Here are a couple...
rapidparts.com
performance-cafe.com
audiworld.com
shox.com
avalonmotorsports.com
vastperformance.com
purems.com
unitronic.ca
mjmautohaus.com
lltek.com


----------



## K04A1 (Sep 1, 2004)

*Re: (Corporaljohnson)*

achtuning.com
ecstuning.com


----------



## ironmule (Apr 11, 2008)

*Re: Parts Store for C5 A6 (Mk2Fever)*

i too went from a mk4(gti 1.8t) to a a6, the aftermarket is slim for the a6 compared to the mk4. i miss tinkering with boost... i wish i got a 2.7t


----------



## Snowhere (Jul 27, 2007)

*Re: Parts Store for C5 A6 (ironmule)*


_Quote, originally posted by *ironmule* »_i too went from a mk4(gti 1.8t) to a a6, the aftermarket is slim for the a6 compared to the mk4. i miss tinkering with boost... i wish i got a 2.7t 

That is why I keep my Corrado. Much better road feel compared to the later VWs and I am still in project mode. My 2.8 A6 Avant is mainly a comfortable family vehicle. But I do not seem to have any problems passing the slower drivers on my 37 mile commute to work. As long as the weather is clear, it only takes me 40 minutes to drive.

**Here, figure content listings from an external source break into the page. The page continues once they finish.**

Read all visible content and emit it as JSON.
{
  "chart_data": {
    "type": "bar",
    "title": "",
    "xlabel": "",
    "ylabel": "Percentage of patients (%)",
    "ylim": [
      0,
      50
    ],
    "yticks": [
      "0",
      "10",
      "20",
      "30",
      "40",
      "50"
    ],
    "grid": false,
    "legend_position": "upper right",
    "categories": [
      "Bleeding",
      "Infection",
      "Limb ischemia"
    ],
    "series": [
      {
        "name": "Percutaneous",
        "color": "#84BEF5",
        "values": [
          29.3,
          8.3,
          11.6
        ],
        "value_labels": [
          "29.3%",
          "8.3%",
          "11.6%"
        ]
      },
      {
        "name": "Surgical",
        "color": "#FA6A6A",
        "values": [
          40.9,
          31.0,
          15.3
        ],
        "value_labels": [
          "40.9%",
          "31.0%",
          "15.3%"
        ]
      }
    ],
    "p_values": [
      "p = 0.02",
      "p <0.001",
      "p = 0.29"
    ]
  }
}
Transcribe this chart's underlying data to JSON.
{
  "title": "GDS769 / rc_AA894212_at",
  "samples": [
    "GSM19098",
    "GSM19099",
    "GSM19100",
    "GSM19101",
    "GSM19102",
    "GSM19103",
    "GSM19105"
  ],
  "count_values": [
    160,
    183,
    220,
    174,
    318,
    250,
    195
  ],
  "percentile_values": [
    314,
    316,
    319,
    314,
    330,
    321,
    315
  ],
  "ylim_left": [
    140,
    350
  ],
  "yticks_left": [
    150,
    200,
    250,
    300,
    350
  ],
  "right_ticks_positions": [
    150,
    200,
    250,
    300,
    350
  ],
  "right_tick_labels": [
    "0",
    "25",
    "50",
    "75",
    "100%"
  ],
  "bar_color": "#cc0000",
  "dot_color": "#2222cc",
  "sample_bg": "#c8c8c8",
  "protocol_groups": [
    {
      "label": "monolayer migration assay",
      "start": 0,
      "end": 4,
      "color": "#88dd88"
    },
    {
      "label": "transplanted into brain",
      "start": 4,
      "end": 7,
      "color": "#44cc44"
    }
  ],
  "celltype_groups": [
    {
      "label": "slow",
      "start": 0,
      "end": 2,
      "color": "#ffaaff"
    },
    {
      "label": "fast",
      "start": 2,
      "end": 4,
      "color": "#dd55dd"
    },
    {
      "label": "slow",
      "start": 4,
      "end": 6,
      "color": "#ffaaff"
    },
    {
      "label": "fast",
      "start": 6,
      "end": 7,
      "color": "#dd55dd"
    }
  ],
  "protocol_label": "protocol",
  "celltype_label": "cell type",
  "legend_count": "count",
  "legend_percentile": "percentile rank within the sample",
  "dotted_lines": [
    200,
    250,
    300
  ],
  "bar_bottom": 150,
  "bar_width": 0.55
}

Life is good when traffic just does not exist.
Just the same, the weather can start snowing just about anytime of year, I have had 8 inches in July, and when that happens, the Audi is worth it's weight in gold.


----------



## ironmule (Apr 11, 2008)

*Re: Parts Store for C5 A6 (Snowhere)*

new england winters can get tough, and the quattro is so fun, not as stressful as a lowered gti! im glad i got the a6 for the practicality


----------



## NiveK (Mar 23, 2004)

one of the best places around is autohausaz.com, they offer all oem parts that beat almost everyones prices and to top it off they offer free shipping over 50 dollars


----------



## Mk2Fever (Dec 12, 2005)

*Re: (NiveK)*

Sofar these places have had some good replacement parts, but where would I find things like R/S6 Doorblades, exterior body pieces and most importantly interior replacement pieces?


----------



## K04A1 (Sep 1, 2004)

*Re: (Mk2Fever)*


_Quote, originally posted by *Mk2Fever* »_Sofar these places have had some good replacement parts, but where would I find things like R/S6 Doorblades, exterior body pieces and most importantly interior replacement pieces?

shokan.com


----------



## Massboykie (Aug 15, 2006)

*Re: Parts Store for C5 A6 (Mk2Fever)*

Here's ALL of them








http://www.VAGLinks.com
Cheers
Massboykie


----------



## Corporaljohnson (Feb 25, 2005)

*Re: Parts Store for C5 A6 (Massboykie)*


_Quote, originally posted by *Massboykie* »_Here's ALL of them








http://www.VAGLinks.com
Cheers
Massboykie

Damn, thank from both of us!!


----------



## EUROBORA8V (May 16, 2005)

http://www.oempl.us
If if its not listed, he can get absolutely anything from Europe. Rich has done a lot of reserch for me and was able to get me a better pricing then competitors. Make sure you check them out.


----------



## Massboykie (Aug 15, 2006)

*Re: Parts Store for C5 A6 (Corporaljohnson)*


_Quote, originally posted by *Corporaljohnson* »_Damn, thank from both of us!!

Sweet...


----------